Reputation: 277
I'm a Perl amateur. Recently I was given a Perl script that takes a text file and removes all formatting except for the individual words follows by a space. The problem is that the script is unclear how to input a file location. I've set up some code to run through an entire directory of files, but haven't been able to get the code to execute yet. I'll post the original code followed by what I added. Thanks for the help!
Original:
while(<>) {
chomp;
s/\<[^<>]*\>//g; # eliminate markup
tr/[A-Z]/[a-z]/; # downcase
s/([a-z]+|[^a-z]+)/\1 /g; # separate letter strings from other types of sequences
s/[^a-z0-9\$\% ]//g; # delete anything not a letter, digit, $, or %
s/[0-9]+/\#/g; # map numerical strings to #
s/\s+/ /g; # these three lines clean up white space (so it's always exactly one space between words, no newlines
s/^\s+//;
s/\s+$/ /;
print if(m/\S/); # print what's left
}
print "\n"; # final newline, so whole doc is on one line that ends in newline
My Changes:
#!/usr/local/bin/perl
$dirtoget="1999_txt/";
opendir(IMD, $dirtoget) || die("Cannot open directory");
@thefiles= readdir(IMD); #
closedir(IMD);
foreach $f (@thefiles)
{
unless ( ($f eq ".") || ($f eq "..") )
{
$fr="$dirtoget$f";
open(FILEREAD, "< $fr");
$x="";
while($line = <FILEREAD>) { $x .= $line; } # read the whole file into one string
close FILEREAD;
print "$x/n";
while(<$x>) {
chomp;
s/\<[^<>]*\>//g; # eliminate markup
tr/[A-Z]/[a-z]/; # downcase
s/([a-z]+|[^a-z]+)/\1 /g; # separate letter strings from other types of sequences
s/[^a-z0-9\$\% ]//g; # delete anything not a letter, digit, $, or %
s/[0-9]+/\#/g; # map numerical strings to #
s/\s+/ /g; # these three lines clean up white space (so it's always exactly one space between words, no newlines
s/^\s+//;
s/\s+$/ /;
print if(m/\S/); # print what's left
}
print "\n"; # final newline, so whole doc is on one line that ends in newline
}}
Upvotes: 1
Views: 60
Reputation: 126732
Your main problem is that you are opening each file and reading its contents into $x
, and then passing $x
as a file handle to the original loop. But it's not a file handle -- it's just plain text. If you just omit the reading of the file then your code is close to working
I think this will do as you ask. It uses glob
in preference to opendir
/readdir
because it is more concise
#!/usr/local/bin/perl
use strict;
use warnings;
while ( my $file = glob '1999_txt/*' ) {
next unless -f $file;
open my $fh, '<', $file or die qq{Unable to open "$file" for input: $!};
while ( <$fh> ) {
chomp;
s/<[^<>]*>//g; # Remove HTML tags
tr/A-Z/a-z/; # downcase
s/([a-z]+|[^a-z]+)/$1 /g; # separate letter strings from other types of sequences
s/[^a-z0-9\$\% ]//g; # delete anything not a letter, digit, $, or %
s/[0-9]+/#/g; # map numerical strings to #
s/\s+/ /g; # these three lines clean up whitespace
s/^\s+//; # so it's always exactly one space
s/\s+$//; # between words, no newlines
print if /\S/; # print what's left if it's not just whitespace
}
print "\n"; # final newline, so whole doc is on one line that ends in newline
}
Upvotes: 1
Reputation: 29106
You don't really need to edit the original script to apply it to the content of a directory. The shell will be your friend in this case.

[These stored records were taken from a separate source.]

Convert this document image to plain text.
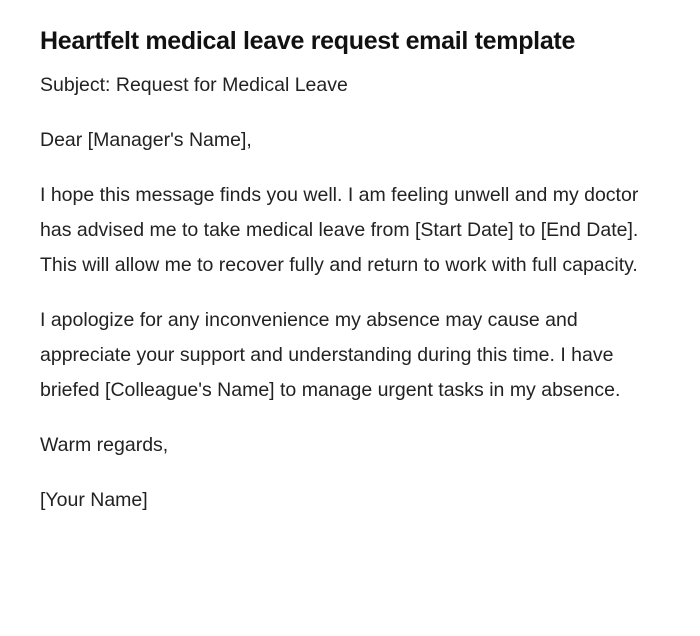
Heartfelt medical leave request email template

Subject: Request for Medical Leave

Dear [Manager's Name],

I hope this message finds you well. I am feeling unwell and my doctor has advised me to take medical leave from [Start Date] to [End Date]. This will allow me to recover fully and return to work with full capacity.

I apologize for any inconvenience my absence may cause and appreciate your support and understanding during this time. I have briefed [Colleague's Name] to manage urgent tasks in my absence.

Warm regards,

[Your Name]
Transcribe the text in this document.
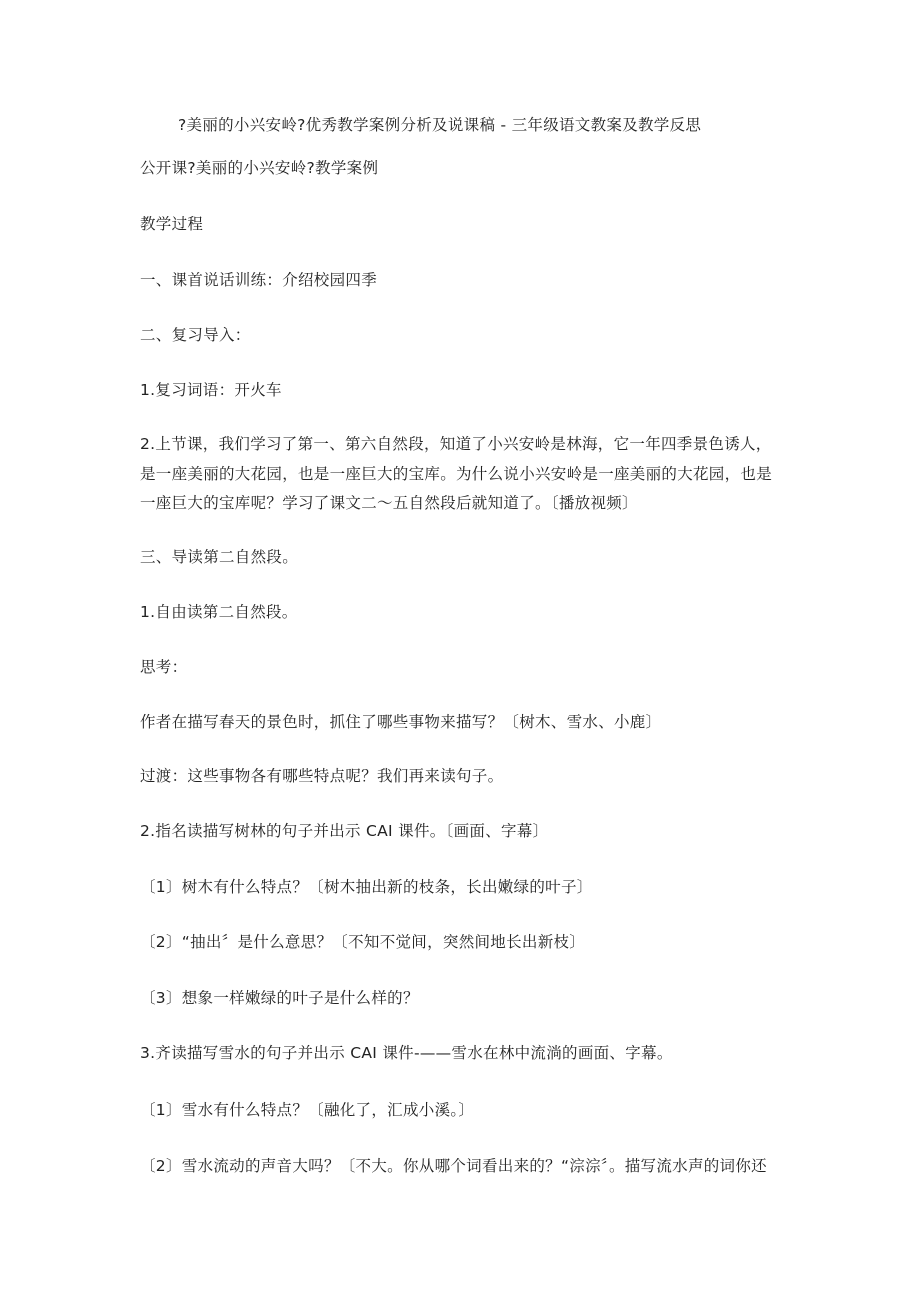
?美丽的小兴安岭?优秀教学案例分析及说课稿 - 三年级语文教案及教学反思
公开课?美丽的小兴安岭?教学案例
教学过程
一、课首说话训练：介绍校园四季
二、复习导入：
1.复习词语：开火车
2.上节课，我们学习了第一、第六自然段，知道了小兴安岭是林海，它一年四季景色诱人，
是一座美丽的大花园，也是一座巨大的宝库。为什么说小兴安岭是一座美丽的大花园，也是
一座巨大的宝库呢？学习了课文二～五自然段后就知道了。〔播放视频〕
三、导读第二自然段。
1.自由读第二自然段。
思考：
作者在描写春天的景色时，抓住了哪些事物来描写？〔树木、雪水、小鹿〕
过渡：这些事物各有哪些特点呢？我们再来读句子。
2.指名读描写树林的句子并出示 CAI 课件。〔画面、字幕〕
〔1〕树木有什么特点？〔树木抽出新的枝条，长出嫩绿的叶子〕
〔2〕“抽出〞是什么意思？〔不知不觉间，突然间地长出新枝〕
〔3〕想象一样嫩绿的叶子是什么样的？
3.齐读描写雪水的句子并出示 CAI 课件-——雪水在林中流淌的画面、字幕。
〔1〕雪水有什么特点？〔融化了，汇成小溪。〕
〔2〕雪水流动的声音大吗？〔不大。你从哪个词看出来的？“淙淙〞。描写流水声的词你还
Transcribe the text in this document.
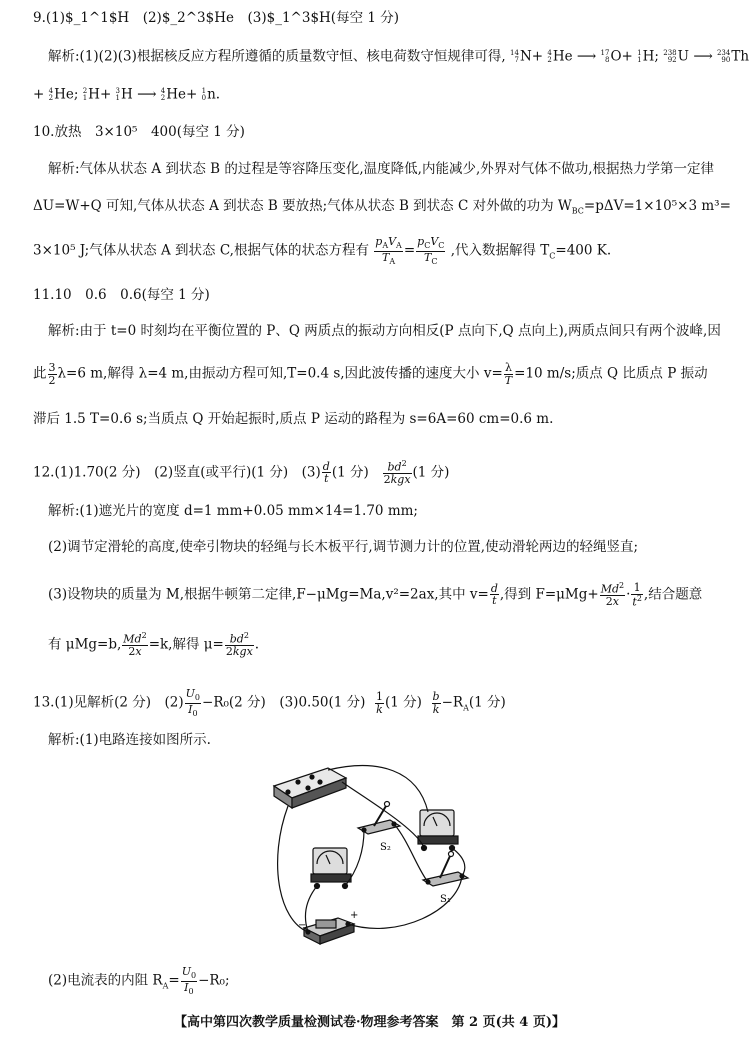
9.(1)$_1^1$H　(2)$_2^3$He　(3)$_1^3$H(每空 1 分)
解析:(1)(2)(3)根据核反应方程所遵循的质量数守恒、核电荷数守恒规律可得, 14
7 N+ 4
2 He ⟶ 17
8 O+ 1
1 H; 238
92 U ⟶ 234
90 Th
+ 4
2 He; 2
1 H+ 3
1 H ⟶ 4
2 He+ 1
0 n.
10.放热　3×10⁵　400(每空 1 分)
解析:气体从状态 A 到状态 B 的过程是等容降压变化,温度降低,内能减少,外界对气体不做功,根据热力学第一定律
ΔU=W+Q 可知,气体从状态 A 到状态 B 要放热;气体从状态 B 到状态 C 对外做的功为 $W_{BC}=p\Delta V=1\times 10^5\times 3$ m³=
3×10⁵ J;气体从状态 A 到状态 C,根据气体的状态方程有 $\frac{p_AV_A}{T_A} = \frac{p_CV_C}{T_C}$ ,代入数据解得 $T_C=400$ K.
11.10　0.6　0.6(每空 1 分)
解析:由于 t=0 时刻均在平衡位置的 P、Q 两质点的振动方向相反(P 点向下,Q 点向上),两质点间只有两个波峰,因
此 $\frac{3}{2} \lambda=6$ m,解得 λ=4 m,由振动方程可知,T=0.4 s,因此波传播的速度大小 $v= \frac{\lambda}{T} =10$ m/s;质点 Q 比质点 P 振动
滞后 1.5 T=0.6 s;当质点 Q 开始起振时,质点 P 运动的路程为 s=6A=60 cm=0.6 m.
12.(1)1.70(2 分)　(2)竖直(或平行)(1 分)　$(3) \frac{d}{t} (1$ 分) $\frac{bd^2}{\text{2kgx}} (1$ 分)
解析:(1)遮光片的宽度 d=1 mm+0.05 mm×14=1.70 mm;
(2)调节定滑轮的高度,使牵引物块的轻绳与长木板平行,调节测力计的位置,使动滑轮两边的轻绳竖直;
(3)设物块的质量为 M,根据牛顿第二定律,F−μMg=Ma,v²=2ax,其中 $v= \frac{d}{t}$ ,得到 $F=\mu Mg+ \frac{Md^2}{2x} \cdot \frac{1}{t^2}$ ,结合题意
有 μMg=b, $\frac{Md^2}{2x} =k$,解得 $\mu= \frac{bd^2}{\text{2kgx}}$ .
13.(1)见解析(2 分)　$(2) \frac{U_0}{I_0} -R_0(2$ 分)　(3)0.50(1 分) $\frac{1}{k} (1$ 分) $\frac{b}{k} -R_A(1$ 分)
解析:(1)电路连接如图所示.
S₂
S₁
+
−
(2)电流表的内阻 $R_A= \frac{U_0}{I_0} -R_0$;
【高中第四次教学质量检测试卷·物理参考答案　第 2 页(共 4 页)】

Your first script will read every files passed as arguments or, as default, the content of stdin
. In other terms you can call your original script like this:
$ ./script file > output
$ cat file | ./script | less
If you want to parse all the files you can still use your shell:
$ ls | xargs -n1 -I{} sh -c "./script {} > {}.out"
It might be clearer with this short example:
Consider a similar script of yours named script
:
#!/usr/bin/perl
while(<>) {
chomp
print ">$_<\n";
}
print "\n";
Now, from you shell you can do:
$ mkdir foo && cd foo
$ echo -e "Hello\nYou\nI am A" >> a.txt
$ echo -e "Hello\nYou\nI am A" >> b.txt
$ ls | xargs -n1 -I{} sh -c "./script {} > {}.out"
$ ls
a.txt a.txt.out b.txt b.txt.out script script.out
$ cat a.txt.out
>Hello<
>You<
>I am A<
Upvotes: 1